When talking about AI hardware, the mind immediately goes to GPUs. Yet, as anyone who has built an on-premise cluster knows, the devil is in the details: cables, connectors, interconnect buses, all the passive infrastructure that holds servers together and determines real-world performance. This is where Fulltech, a Japanese company specializing in connection components, comes in, with its decision to build a new plant in Thailand to meet demand from the AI and satellite sectors.
The investment, however unglamorous, highlights an uncomfortable truth for those accustomed to thinking only in teraflops and VRAM: the growth of the AI ecosystem also depends on niche suppliers producing high-speed connectors, cables capable of handling increasing bandwidth, and cabling solutions that minimize latency. Every server running inference or training an LLM is a tangle of physical links: PCIe, NVLink, InfiniBand, and as models grow, these links become more strategic.
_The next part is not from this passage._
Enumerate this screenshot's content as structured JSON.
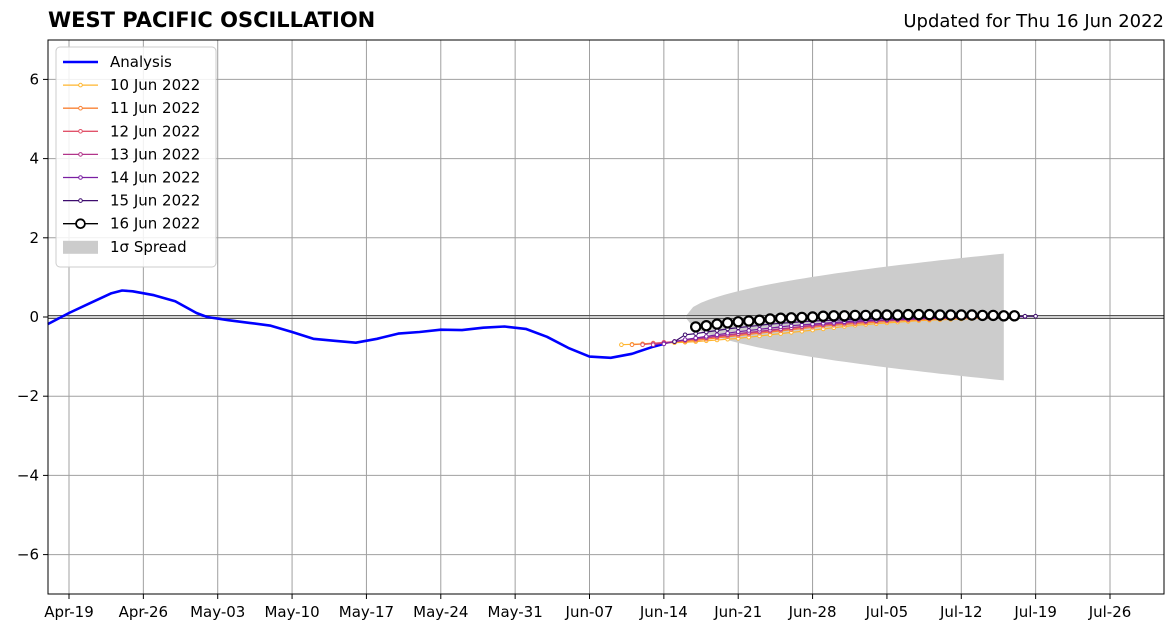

A bottleneck in connectors can stretch server delivery times and inflate the TCO of an on-premise deployment.
Fulltech’s expansion signals that demand is no longer a temporary spike but a structural plateau. Semiconductor fabs are lagging behind advanced chip demand, but passive components are also reaching a saturation point that pushes manufacturers to expand capacity. For those evaluating LLM on-premise adoption – perhaps with self-hosted, air-gapped stacks for data sovereignty reasons – this means the supply chain is diversifying and strengthening. Thailand, in particular, is emerging as an alternative hub to China and Taiwan for precision electronics, reducing geopolitical risks and aligning with the needs of those who must guarantee data residency under specific jurisdictions.
A second-order effect is the potential compression of costs. When a critical component is produced in larger volumes and in a country with competitive labor costs, the unit price tends to drop. While these are low-unit-cost components, the multiplied effect across hundreds of nodes in a cluster can lighten CapEx. Moreover, a more elastic supply chain reduces lead times, allowing organizations to scale their inference infrastructure without waiting months for each rack.
There is also a signal about market maturity. AI is becoming so pervasive that it is triggering investments in seemingly distant industrial sectors. Fulltech is not a GPU maker or a hyperscaler: it is a connector company. Its bet on Thailand to capture AI demand indicates that the supply chain is completing the shift from artisanal to industrial, a prerequisite for lowering barriers to entry and making on-premise a viable option even for non-tech enterprises. In the long run, this thaws market concentration: more suppliers, more competition, more choice for those who want to avoid the lock-in of large cloud vendors.
Of course, the immediate impact should not be overestimated: the Thai plant will also serve the satellite sector, and the exact numbers of additional capacity are not public. But the direction is clear. While mainstream debate focuses on ever-larger models and more powerful GPUs, the real battle for large-scale on-premise AI adoption is also fought in the basements of the supply chain, where Fulltech’s connectors ensure that bits travel at the speed of light – or thereabouts.